4. the Oxidation Resistance Test of extracellular polysaccharide goods
Test one: DPPH clearance rate is measured by extracellular polysaccharide goods
(1) test method: the extracellular polysaccharide 0.1g of Example one preparation respectively, the extracellular polysaccharide 0.2g of embodiment two preparation, is all dissolved in 10mL deionized water, makes polysaccharide solution;Take solution 2mL to be measured, add 0.2mmol/L DPPH and dehydrated alcohol 1mL, at room temperature lucifuge reaction 30min after mixing, after at 5000rpm, centrifugal 10min takes supernatant and measures OD517 value and (remember A1), substitute polysaccharide solution with equal-volume deionized water and measure OD517 value (note A by above-mentioned same operation0), it is respectively provided with after three repetitions according to the following formula:
DPPH clearance rate=[1-(A0- A1)/A0】×100%
(2) result of the test: the polysaccharide solution that in 0.1g embodiment one, the extracellular polysaccharide of preparation is dissolved in 10mL deionized water is 36.22 ± 0.17% to DPPH free radical scavenging activity;The polysaccharide solution clearance rate free to DPPH that in 0.2g embodiment two, the extracellular polysaccharide of preparation is dissolved in 10mL deionized water is 56.54 ± 0.33%.

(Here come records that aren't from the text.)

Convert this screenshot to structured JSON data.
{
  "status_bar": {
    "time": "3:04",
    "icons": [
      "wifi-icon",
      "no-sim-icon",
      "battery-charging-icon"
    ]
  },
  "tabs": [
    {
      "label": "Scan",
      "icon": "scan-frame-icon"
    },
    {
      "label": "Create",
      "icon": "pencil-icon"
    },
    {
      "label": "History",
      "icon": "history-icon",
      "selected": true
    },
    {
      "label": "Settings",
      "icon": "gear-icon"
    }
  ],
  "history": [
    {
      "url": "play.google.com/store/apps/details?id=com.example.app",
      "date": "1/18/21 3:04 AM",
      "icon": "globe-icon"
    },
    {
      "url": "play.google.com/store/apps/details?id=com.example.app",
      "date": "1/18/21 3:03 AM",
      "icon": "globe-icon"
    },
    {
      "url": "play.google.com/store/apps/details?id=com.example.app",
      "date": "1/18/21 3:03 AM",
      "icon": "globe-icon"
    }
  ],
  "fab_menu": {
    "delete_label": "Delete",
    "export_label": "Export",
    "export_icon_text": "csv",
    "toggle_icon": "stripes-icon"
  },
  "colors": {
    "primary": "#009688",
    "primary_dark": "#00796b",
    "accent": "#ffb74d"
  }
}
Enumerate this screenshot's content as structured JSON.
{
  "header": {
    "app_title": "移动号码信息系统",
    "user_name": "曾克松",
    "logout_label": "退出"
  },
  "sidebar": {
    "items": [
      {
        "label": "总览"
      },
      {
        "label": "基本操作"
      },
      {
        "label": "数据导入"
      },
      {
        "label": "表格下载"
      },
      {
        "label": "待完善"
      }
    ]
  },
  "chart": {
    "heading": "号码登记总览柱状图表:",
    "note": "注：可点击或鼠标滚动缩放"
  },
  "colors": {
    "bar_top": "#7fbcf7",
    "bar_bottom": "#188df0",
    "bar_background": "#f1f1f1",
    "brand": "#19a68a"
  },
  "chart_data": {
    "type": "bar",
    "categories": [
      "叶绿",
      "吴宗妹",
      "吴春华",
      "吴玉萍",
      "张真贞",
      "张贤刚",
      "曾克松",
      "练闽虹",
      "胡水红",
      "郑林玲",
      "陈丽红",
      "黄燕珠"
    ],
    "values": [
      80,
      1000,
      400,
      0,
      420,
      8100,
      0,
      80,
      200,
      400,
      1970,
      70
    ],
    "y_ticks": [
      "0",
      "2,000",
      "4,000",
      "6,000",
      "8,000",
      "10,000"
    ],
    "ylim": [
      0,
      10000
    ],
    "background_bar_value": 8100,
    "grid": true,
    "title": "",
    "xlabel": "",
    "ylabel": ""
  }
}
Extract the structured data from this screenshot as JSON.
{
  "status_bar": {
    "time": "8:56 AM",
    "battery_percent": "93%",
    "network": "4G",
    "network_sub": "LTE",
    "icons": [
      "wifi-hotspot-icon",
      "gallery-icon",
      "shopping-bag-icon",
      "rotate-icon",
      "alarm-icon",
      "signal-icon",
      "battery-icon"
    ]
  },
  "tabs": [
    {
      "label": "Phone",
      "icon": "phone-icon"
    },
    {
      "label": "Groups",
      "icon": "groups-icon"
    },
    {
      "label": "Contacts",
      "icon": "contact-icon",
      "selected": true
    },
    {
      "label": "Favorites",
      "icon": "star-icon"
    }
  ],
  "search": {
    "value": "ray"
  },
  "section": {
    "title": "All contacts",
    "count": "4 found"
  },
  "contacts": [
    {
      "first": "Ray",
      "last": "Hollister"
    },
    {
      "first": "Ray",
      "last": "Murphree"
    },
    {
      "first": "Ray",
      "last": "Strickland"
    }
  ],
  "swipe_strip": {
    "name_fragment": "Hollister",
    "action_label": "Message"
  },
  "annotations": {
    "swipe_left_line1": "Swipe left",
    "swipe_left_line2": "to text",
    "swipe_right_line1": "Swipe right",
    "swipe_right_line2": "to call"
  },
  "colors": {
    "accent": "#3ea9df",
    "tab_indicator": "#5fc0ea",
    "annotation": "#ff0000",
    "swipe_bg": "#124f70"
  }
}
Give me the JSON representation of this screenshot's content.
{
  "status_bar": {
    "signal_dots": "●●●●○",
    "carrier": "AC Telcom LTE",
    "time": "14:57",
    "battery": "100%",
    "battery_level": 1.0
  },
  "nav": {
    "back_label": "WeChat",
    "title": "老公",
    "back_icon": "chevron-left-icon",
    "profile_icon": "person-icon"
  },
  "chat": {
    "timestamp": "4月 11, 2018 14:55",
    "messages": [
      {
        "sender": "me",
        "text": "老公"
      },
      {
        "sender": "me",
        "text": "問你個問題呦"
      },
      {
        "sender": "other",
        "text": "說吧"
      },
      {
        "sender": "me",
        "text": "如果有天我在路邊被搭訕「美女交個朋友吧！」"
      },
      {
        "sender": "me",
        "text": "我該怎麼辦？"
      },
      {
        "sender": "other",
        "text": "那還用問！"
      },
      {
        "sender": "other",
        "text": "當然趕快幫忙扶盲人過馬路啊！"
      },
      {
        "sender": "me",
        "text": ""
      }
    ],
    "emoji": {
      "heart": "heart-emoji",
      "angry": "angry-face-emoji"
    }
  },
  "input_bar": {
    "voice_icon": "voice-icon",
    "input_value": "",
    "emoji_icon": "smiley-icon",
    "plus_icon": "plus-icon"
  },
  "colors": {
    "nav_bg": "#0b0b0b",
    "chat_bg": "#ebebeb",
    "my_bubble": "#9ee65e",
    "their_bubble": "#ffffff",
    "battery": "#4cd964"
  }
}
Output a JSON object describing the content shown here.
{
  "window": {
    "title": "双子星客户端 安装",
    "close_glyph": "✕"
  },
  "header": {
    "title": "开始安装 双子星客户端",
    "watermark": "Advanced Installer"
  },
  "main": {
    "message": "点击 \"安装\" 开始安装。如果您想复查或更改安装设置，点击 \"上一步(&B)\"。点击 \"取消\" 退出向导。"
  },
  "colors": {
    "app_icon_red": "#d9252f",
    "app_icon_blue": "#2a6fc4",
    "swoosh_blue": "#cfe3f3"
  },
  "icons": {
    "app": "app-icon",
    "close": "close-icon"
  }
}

Test two: extracellular polysaccharide goods are to hydroxy radical (HO·) clearance rate mensuration
(1) test method: the extracellular polysaccharide 0.1g of Example one preparation respectively, the extracellular polysaccharide 0.2g of embodiment two preparation, is all dissolved in 10mL deionized water, makes polysaccharide solution standby;It is sequentially added into 1mL 5mmol/L ferrous sulfate in tool plug test tube, 1mL 5mmol/L salicylic acid-ethanol solution, 1mL 3mmol/L hydrogen peroxide solution, 0.5mL extracellular polysaccharide solution is added after mixing, it is settled to 10mL with deionized water, in 37 DEG C of water bath with thermostatic control 15min, after be centrifuged 10min at 6000rpm, measure OD510 value and (remember Ai), substitute polysaccharide solution with equal-volume deionized water and measure OD510 value (note A by above-mentioned same operationj), it is respectively provided with after three repetitions according to the following formula:
Scavenging action to hydroxyl free radical=[1-(Aj- Ai)/Aj】×100%
(2) result of the test: the polysaccharide solution that in 0.1g embodiment one, the extracellular polysaccharide of preparation is dissolved in 10mL deionized water is 45.69 ± 0.85% to Scavenging action to hydroxyl free radical;The polysaccharide solution clearance rate free to hydroxyl that in 0.2g embodiment two, the extracellular polysaccharide of preparation is dissolved in 10mL deionized water is 75.26 ± 0.41%.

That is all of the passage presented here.